O número considerável de casos de abuso na Igreja Católica na Alemanha tornou-se conhecido pela primeira vez em 2010. Desde então, a Igreja tem-se esforçado por processar esses casos. Em sua assembleia plenária de 25 de setembro de 2018, a Conferência Episcopal Alemã (DBK) publicou um estudo documentando casos de abuso entre 1946 e 2014.
No fim de 2020, a Igreja Protestante da Alemanha (Die Evangelische Kirche in Deutschland) também começou a pesquisar sobre o abuso sexual em suas igrejas.

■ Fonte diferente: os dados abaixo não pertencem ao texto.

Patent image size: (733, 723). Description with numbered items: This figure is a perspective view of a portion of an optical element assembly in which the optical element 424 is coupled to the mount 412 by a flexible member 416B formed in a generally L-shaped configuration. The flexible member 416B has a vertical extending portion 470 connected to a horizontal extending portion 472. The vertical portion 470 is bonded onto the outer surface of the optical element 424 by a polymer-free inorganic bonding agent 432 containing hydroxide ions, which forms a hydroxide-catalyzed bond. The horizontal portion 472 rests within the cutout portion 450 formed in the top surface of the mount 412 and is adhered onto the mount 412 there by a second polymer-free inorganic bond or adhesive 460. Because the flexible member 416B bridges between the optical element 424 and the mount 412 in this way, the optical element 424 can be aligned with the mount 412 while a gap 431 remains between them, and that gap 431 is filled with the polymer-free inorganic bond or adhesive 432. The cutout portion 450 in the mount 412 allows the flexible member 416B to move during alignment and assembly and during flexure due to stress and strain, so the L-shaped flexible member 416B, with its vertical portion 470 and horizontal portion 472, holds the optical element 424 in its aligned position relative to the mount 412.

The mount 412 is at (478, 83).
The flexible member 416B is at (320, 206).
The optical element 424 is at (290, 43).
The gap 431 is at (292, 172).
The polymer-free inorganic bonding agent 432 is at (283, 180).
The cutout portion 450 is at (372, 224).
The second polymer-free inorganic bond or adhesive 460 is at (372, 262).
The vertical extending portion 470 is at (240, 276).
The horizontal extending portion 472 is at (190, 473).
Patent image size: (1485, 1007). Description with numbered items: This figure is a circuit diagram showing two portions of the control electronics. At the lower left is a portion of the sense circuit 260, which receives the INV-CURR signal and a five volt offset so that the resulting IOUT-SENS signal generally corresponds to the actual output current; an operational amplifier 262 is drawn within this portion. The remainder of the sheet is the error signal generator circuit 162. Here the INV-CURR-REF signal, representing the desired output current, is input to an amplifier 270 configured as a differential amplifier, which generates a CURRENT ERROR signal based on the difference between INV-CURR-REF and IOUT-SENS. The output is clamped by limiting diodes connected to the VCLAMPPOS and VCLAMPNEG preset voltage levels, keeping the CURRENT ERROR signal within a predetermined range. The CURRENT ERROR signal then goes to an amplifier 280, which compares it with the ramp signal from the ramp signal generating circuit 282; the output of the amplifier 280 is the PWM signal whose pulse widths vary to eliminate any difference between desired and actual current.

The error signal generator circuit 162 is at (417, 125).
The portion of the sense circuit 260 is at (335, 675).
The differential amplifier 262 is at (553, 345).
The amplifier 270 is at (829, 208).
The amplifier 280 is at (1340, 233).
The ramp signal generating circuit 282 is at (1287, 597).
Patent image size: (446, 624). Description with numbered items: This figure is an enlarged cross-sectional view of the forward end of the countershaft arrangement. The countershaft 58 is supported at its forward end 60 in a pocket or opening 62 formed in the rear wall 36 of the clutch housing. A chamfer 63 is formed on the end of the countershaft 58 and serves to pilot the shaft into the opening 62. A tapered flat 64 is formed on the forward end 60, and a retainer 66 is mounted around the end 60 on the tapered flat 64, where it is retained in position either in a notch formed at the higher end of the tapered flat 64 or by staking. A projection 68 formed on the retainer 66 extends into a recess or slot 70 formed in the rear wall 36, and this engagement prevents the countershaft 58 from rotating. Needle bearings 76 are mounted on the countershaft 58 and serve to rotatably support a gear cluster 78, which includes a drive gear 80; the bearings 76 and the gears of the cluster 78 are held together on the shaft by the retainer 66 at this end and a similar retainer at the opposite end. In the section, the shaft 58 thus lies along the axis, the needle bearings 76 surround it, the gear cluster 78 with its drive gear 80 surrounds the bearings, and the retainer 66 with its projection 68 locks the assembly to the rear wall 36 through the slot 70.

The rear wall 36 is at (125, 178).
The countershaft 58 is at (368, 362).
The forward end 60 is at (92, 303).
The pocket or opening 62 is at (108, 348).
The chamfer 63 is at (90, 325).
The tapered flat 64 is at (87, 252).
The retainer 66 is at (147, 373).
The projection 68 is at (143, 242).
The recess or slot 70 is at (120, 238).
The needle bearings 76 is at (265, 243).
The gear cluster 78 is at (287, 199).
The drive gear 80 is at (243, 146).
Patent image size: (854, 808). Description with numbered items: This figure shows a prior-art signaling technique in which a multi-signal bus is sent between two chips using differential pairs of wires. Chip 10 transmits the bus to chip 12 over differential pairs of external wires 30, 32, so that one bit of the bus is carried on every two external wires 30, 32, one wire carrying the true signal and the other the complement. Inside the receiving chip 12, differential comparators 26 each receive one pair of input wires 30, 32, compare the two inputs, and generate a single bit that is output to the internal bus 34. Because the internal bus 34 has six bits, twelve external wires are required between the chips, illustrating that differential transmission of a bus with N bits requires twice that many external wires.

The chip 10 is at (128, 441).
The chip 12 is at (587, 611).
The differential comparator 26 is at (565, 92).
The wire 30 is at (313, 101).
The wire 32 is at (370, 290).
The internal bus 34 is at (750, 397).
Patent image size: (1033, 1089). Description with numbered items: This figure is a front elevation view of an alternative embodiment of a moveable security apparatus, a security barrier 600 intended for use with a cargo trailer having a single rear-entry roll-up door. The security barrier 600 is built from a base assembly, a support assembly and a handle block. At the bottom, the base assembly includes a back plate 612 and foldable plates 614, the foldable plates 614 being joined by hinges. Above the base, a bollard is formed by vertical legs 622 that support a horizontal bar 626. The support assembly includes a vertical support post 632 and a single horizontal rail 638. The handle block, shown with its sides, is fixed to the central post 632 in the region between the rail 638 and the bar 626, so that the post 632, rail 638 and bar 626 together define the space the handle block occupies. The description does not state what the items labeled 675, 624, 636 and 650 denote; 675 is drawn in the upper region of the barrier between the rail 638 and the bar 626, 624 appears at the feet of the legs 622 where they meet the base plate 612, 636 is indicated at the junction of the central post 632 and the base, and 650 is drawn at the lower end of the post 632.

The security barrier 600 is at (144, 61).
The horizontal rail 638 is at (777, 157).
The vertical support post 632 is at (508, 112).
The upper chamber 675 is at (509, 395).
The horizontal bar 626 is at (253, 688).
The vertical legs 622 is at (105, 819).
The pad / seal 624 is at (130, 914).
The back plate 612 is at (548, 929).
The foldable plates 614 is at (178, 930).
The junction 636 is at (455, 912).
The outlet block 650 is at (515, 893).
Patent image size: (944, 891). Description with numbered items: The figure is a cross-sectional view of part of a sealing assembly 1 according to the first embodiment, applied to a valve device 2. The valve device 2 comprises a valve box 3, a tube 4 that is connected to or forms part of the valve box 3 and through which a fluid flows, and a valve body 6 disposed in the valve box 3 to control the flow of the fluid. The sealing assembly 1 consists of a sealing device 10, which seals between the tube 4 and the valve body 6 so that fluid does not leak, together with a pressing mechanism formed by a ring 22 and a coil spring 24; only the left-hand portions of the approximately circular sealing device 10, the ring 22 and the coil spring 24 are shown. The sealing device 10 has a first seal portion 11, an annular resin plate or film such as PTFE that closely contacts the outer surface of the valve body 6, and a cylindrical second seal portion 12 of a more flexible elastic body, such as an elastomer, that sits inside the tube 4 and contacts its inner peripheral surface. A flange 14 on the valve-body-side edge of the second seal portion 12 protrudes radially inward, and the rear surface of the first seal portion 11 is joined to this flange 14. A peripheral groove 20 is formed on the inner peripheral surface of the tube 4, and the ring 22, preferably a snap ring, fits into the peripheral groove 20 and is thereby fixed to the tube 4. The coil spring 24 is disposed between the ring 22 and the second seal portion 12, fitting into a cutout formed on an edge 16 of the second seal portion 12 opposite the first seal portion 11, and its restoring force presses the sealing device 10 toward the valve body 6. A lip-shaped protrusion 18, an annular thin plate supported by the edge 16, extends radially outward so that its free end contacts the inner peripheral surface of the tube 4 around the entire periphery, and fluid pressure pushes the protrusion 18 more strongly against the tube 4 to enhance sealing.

Em 25 de janeiro de 2024, esse estudo foi tornado público.
O que esses dois estudos têm em comum é o papel que o clericalismo desempenha no abuso sexual nas comunidades cristãs, nas Igrejas locais, nas congregações e nas organizações religiosas.
No campo do abuso sexual, é claro que ouvir o testemunho de quem foi abusado por clérigos, líderes religiosos e leigos é fundamental, porque seus testemunhos revelam padrões gerais de abuso relacionados com disfunções psicossexuais e psicossociais, a maioria das quais estão relacionadas com uma mentalidade clericalista.
Embora esses estudos mostrem uma diferença entre as denominações no que diz respeito ao impacto do celibato nos abusos, eles também mostram uma semelhança substancial no que diz respeito ao clericalismo. Os padrões de abuso nas congregações protestantes geralmente incluem discussões forçadas sobre sexualidade e desejos sexuais não realizados dos pastores em suas próprias famílias. Portanto, há muitas referências à influência das demandas sociais pela liberdade sexual e pela vida sexualizada como contextos de abuso.
A presença da família do pastor, embora não elimine completamente o fator de risco do abuso, torna a ocultação do abuso mais complexa. Em contraste, nos contextos católicos, onde existe para os celibatários uma proibição absoluta da atividade sexual, a experiência do abuso sexualizado não pode ser relacionada a fenômenos sociais como a promiscuidade sexual ou a mudança social dos anos 1960 ou 1970. Consequentemente, embora se possa “culpar” o mundo exterior pela experiência protestante de abuso, a “culpa” pela experiência católica deve ser procurada dentro da própria Igreja.
A correlação do clericalismo entre ambas as denominações poderia ser resumida da seguinte forma: “A instituição vem em primeiro lugar, antes de tudo e de todos!”.
Para ambas as denominações, aqueles que administram a instituição eclesial (diocese, Igreja local, paróquia, ordem/congregação religiosa, negócios da Igreja e escolas) trabalham principalmente para proteger a reputação da instituição. As evidências mostram que a “solução geográfica” de transferir um infrator de uma paróquia para outra, de uma diocese para outra e de uma escola para outra tem sido usada para proteger a reputação da instituição, e não para curar as pessoas abusadas ou para confrontar os abusadores. Os vários relatórios explicitam a loucura dessa estratégia; infelizmente, o que os líderes institucionais procuram proteger – porque é sagrado para eles – torna-se aquilo que produz o maior risco de escândalo.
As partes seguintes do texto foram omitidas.